For me, having had two successive plug-in hybrid electric vehicles, a Chevrolet Volt and, now, a Honda Clarity, the essentially free-to-me fuel in the form of electrons is deeply satisfying. Similarly, rooftop solar on the early-1960s house I grew up in and live in now provides me with another reason to gloat: electric bills that run a steady $14 a month.
Backing up to the beginning of my interest in a solar installation, it was a similar sense of sly glee that I got from a homeowner down the road during an alternative-energy open-house weekend that got me going. I wanted to get that same smirk for myself.
I met with a sales representative of the company recommended by the town in an UpIsland Starbucks, signed a contract, and half a year later the panels showed up in my driveway.

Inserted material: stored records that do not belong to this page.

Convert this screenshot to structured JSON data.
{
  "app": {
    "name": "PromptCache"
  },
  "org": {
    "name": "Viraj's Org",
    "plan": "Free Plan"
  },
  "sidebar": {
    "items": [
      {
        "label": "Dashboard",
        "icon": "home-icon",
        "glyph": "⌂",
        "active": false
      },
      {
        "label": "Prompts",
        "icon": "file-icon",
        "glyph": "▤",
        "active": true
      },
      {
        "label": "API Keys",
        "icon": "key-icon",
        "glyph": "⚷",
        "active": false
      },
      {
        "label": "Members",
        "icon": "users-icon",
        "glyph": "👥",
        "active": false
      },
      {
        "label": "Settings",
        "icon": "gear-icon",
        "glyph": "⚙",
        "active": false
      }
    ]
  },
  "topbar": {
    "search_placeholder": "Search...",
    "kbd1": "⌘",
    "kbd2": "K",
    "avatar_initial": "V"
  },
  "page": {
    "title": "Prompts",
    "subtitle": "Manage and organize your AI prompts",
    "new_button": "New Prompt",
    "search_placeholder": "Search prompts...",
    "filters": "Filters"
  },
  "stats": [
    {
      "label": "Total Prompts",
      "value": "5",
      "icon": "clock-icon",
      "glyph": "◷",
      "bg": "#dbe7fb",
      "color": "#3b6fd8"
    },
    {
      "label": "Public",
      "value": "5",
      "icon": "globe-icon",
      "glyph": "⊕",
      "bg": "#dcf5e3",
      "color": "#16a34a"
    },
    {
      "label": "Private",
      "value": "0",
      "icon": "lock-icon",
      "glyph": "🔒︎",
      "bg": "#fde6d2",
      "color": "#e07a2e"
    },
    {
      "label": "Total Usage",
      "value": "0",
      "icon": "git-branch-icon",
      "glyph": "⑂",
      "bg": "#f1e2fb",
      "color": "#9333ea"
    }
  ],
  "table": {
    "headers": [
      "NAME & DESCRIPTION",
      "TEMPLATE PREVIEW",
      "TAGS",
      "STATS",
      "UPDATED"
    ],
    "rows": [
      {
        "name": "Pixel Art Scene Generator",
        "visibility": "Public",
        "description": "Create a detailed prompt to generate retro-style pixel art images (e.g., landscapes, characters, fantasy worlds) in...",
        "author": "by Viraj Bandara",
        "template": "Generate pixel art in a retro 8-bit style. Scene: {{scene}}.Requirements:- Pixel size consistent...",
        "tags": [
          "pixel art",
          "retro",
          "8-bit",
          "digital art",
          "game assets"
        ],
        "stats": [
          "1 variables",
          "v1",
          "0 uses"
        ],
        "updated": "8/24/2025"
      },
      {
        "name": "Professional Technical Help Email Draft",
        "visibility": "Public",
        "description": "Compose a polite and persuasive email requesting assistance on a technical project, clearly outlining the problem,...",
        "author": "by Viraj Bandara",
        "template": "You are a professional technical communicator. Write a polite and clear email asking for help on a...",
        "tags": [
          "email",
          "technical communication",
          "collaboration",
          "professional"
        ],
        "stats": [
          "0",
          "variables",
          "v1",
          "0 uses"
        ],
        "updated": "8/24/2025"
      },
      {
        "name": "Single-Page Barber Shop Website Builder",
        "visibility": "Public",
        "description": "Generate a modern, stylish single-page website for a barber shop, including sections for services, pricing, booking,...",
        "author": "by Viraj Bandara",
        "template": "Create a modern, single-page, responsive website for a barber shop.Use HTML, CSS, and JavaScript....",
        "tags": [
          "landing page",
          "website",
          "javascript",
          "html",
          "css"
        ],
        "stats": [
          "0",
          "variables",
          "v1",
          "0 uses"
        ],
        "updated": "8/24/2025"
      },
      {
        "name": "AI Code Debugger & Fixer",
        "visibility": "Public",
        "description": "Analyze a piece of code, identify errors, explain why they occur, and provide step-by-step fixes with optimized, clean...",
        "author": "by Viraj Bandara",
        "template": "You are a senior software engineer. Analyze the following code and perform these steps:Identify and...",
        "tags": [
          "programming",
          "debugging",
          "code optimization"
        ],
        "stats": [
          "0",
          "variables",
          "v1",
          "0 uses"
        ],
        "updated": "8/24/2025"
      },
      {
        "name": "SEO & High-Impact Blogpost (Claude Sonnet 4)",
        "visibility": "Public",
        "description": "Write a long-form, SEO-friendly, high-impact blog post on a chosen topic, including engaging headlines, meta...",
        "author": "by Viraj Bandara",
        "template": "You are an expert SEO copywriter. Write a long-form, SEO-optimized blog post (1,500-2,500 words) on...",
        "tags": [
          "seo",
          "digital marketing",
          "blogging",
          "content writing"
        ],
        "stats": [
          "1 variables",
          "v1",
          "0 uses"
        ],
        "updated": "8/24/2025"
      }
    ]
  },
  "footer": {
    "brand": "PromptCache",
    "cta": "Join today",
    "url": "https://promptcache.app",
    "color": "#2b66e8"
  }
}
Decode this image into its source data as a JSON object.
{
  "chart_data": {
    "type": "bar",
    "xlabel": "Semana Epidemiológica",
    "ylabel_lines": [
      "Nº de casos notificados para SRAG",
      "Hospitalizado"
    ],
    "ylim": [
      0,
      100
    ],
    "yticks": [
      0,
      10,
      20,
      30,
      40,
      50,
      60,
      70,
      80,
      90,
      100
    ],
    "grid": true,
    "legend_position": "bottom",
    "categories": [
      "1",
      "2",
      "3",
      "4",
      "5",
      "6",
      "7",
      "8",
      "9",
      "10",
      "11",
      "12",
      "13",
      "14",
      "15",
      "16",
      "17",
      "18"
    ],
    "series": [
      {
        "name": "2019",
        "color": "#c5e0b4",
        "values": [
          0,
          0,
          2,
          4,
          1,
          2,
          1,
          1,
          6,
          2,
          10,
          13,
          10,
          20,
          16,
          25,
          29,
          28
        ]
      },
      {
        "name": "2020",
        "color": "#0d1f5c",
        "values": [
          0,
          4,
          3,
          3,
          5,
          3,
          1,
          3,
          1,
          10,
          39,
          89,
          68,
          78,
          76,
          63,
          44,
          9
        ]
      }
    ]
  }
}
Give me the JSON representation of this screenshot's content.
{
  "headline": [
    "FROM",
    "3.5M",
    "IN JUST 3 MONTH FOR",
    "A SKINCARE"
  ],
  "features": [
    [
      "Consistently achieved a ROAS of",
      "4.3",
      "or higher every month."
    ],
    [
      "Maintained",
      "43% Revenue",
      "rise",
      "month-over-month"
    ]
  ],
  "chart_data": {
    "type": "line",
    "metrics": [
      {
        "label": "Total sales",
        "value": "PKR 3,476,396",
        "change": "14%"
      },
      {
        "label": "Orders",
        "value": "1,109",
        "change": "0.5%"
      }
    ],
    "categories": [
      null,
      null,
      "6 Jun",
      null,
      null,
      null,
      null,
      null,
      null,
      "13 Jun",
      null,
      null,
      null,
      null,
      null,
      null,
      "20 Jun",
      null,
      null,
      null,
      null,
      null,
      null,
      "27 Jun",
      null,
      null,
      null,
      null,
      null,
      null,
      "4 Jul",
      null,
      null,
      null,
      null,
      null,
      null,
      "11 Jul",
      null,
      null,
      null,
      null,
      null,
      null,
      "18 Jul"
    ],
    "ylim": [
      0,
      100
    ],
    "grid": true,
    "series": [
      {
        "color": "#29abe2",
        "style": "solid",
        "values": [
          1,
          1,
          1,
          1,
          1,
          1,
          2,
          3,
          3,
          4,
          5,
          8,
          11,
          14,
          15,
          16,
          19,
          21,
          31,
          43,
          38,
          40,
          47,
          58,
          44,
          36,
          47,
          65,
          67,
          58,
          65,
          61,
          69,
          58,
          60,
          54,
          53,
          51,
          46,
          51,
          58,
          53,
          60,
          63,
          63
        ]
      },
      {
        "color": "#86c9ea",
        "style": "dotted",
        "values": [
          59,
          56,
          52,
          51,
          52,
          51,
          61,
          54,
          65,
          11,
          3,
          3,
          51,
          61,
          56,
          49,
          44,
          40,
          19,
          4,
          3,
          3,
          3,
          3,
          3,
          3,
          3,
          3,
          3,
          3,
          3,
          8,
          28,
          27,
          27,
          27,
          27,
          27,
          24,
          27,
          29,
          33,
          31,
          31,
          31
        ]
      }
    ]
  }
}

All in, the 5-kilowatt system cost about $20,000 before a tax rebate, which seems to be a bit of Hamptons premium above the national going rate of about $2.60 a watt for residential projects. I suspect that some solar companies jacked their rates up once the tax rebates went into effect. Nonetheless, solar is still worth the expense — and better for the planet.
During the installation, an electrician noticed that the house still had its original breaker panel, a dangerous model known for causing devastating fires. That got replaced for an additional $1,100.
I jumped out of my office chair when the first of the new PSEG Long Island statements arrived in the email and did a little dance, accompanied by that sly solar grin.
I made payments on a loan for maybe a year, then did the math and decided to pay the note off in full. With the pre-solar monthly bills running $250 a month or more, it made sense for the household cash flow. The house uses less than it produces, with the excess flowing into the grid to help supply our non-solar neighbors.
There are plenty of firms offering solar installation on Long Island. My advice is to ask for competing bids and ask in advance about any hidden extras, such as reroofing or replacing a house’s existing wiring. But, that said, just do it.